An excerpt from Any Tomorrow: The Curse.
He buried her that afternoon in the spot she so long ago had chosen for herself. He fashioned a wooden cross and marked her place. If the world ever regains its sanity, he vowed, he would replace the cross with a granite headstone. Katie’s death, especially in the light of everything else that was happening, fell on Roberto with terrible weight. He felt physically and psychologically crushed beneath it. The grief that he felt was beyond his reckoning. He couldn’t force his way or fight his way or shoot his way out of this one. It pushed him into a dark and terrible place he was not sure he could escape from. She had saved his life with her love. He had been nothing before her and she had delivered him into life with her. Now she was gone.
He sat for a long time in the kitchen and remembered her. He tried to remember how many times her gentle curves had welcomed him into her world after a long day working the ranch. He breathed deep and smelled her scent. He imagined her with him, sharing supper, sharing love. Then like a door suddenly closing between them, she was gone. She was gone from him forever and he would never see here again. He was filled with anger and confusion. He wanted to scream at God for taking her from him, but he sat in silence. He slammed his clenched fists against the tabletop and stamped his feet on the linoleum floor. Exhausted, he laid his head in his hands and slowly began to feel the warm wetness of tears.

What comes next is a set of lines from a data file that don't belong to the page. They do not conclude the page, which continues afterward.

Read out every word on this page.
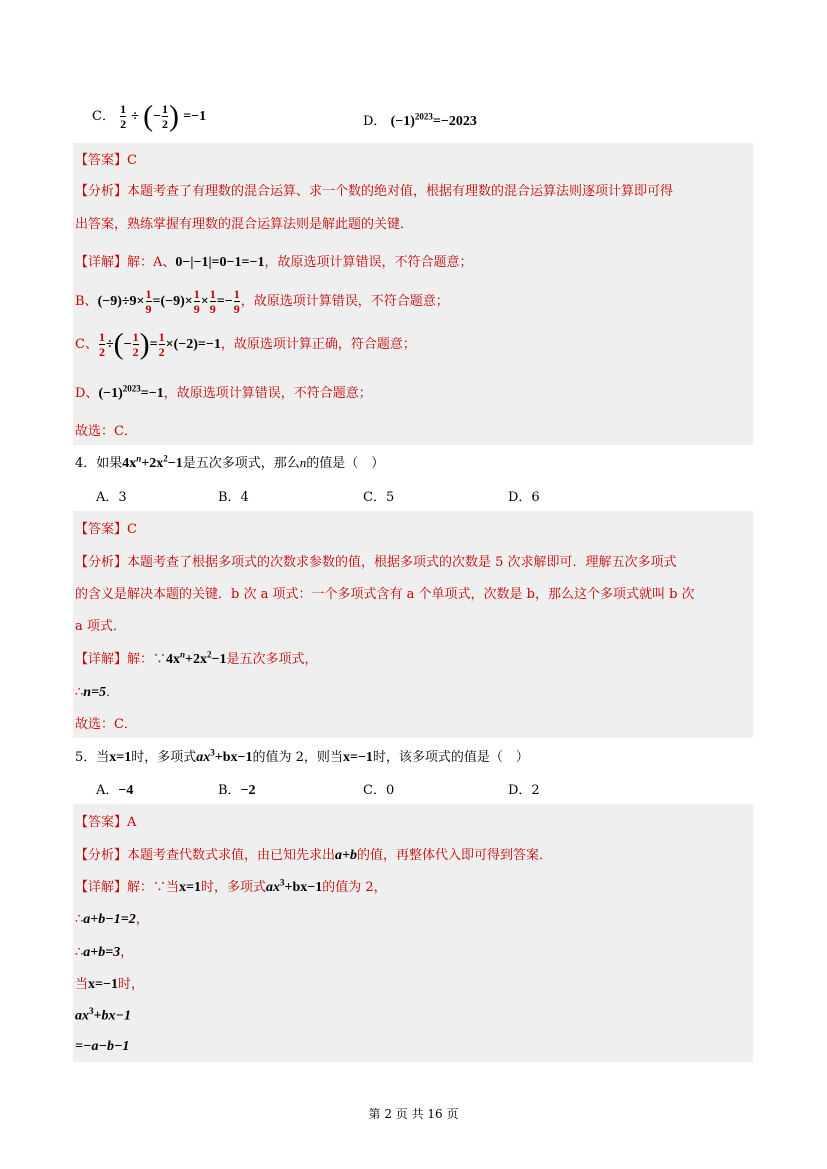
C． $\frac{1}{2}$ ÷ (− $\frac{1}{2}$ ) =−1	D． $(-1)^{2023}=-2023$
【答案】C
【分析】本题考查了有理数的混合运算、求一个数的绝对值，根据有理数的混合运算法则逐项计算即可得
出答案，熟练掌握有理数的混合运算法则是解此题的关键．
【详解】解：A、0−|−1|=0−1=−1，故原选项计算错误，不符合题意；
B、$(-9)\div 9\times \frac{1}{9} =(-9)\times \frac{1}{9} \times \frac{1}{9} =- \frac{1}{9}$ ，故原选项计算错误，不符合题意；
C、 $\frac{1}{2}$ ÷(− $\frac{1}{2}$ )= $\frac{1}{2} \times(-2)=-1$，故原选项计算正确，符合题意；
D、$(-1)^{2023}=-1$，故原选项计算错误，不符合题意；
故选：C．
4．如果$4x^n+2x^2-1$是五次多项式，那么n的值是（　）
A．3	B．4	C．5	D．6
【答案】C
【分析】本题考查了根据多项式的次数求参数的值，根据多项式的次数是 5 次求解即可．理解五次多项式
的含义是解决本题的关键．b 次 a 项式：一个多项式含有 a 个单项式，次数是 b，那么这个多项式就叫 b 次
a 项式．
【详解】解：$\because 4x^n+2x^2-1$是五次多项式，
∴n=5．
故选：C．
5．当x=1时，多项式$ax^3+bx-1$的值为 2，则当x=−1时，该多项式的值是（　）
A．−4	B．−2	C．0	D．2
【答案】A
【分析】本题考查代数式求值，由已知先求出a+b的值，再整体代入即可得到答案．
【详解】解：∵当x=1时，多项式$ax^3+bx-1$的值为 2，
∴a+b−1=2，
∴a+b=3，
当x=−1时，
$ax^3+bx-1$
=−a−b−1
第 2 页 共 16 页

After he buried her, he sat for a long while thinking about joining her in death. At some point he pulled out the old bottle of Whiskey River and had even poured a tall glass. Whiskey was his old nemesis, the one from which Katie had saved him. Weakened by grief, it called to him. Its amber fire beckoned him. Sometime during that afternoon, he also pulled out his pistol, although he couldn’t remember doing so. But it was there and it called to him also. Take a shot, then take a shot. Just that easy. The gun and the whiskey had a voice and the voice promised no more pain. It was all too easy. The voice was sweetly disarming and calmly reasonable, but the voice was not Katie’s and Roberto would listen to no other.
Instead of taking the shots, he found himself on the front porch staring at the sun easing down to the horizon. The rays of sunlight were broken by the denuded branches of the big oak below which Katie was buried. He thought about her and he thought about the promise he had made to find Jacob and Emily. It was only that and the fear that the sin of suicide might prevent him from sharing her eternity. If not for these considerations he might have ended it right there and then. Instead, he began to consider the journey to Phoenix and what might lie beyond. If he could just make it through the night, then there would be a tomorrow.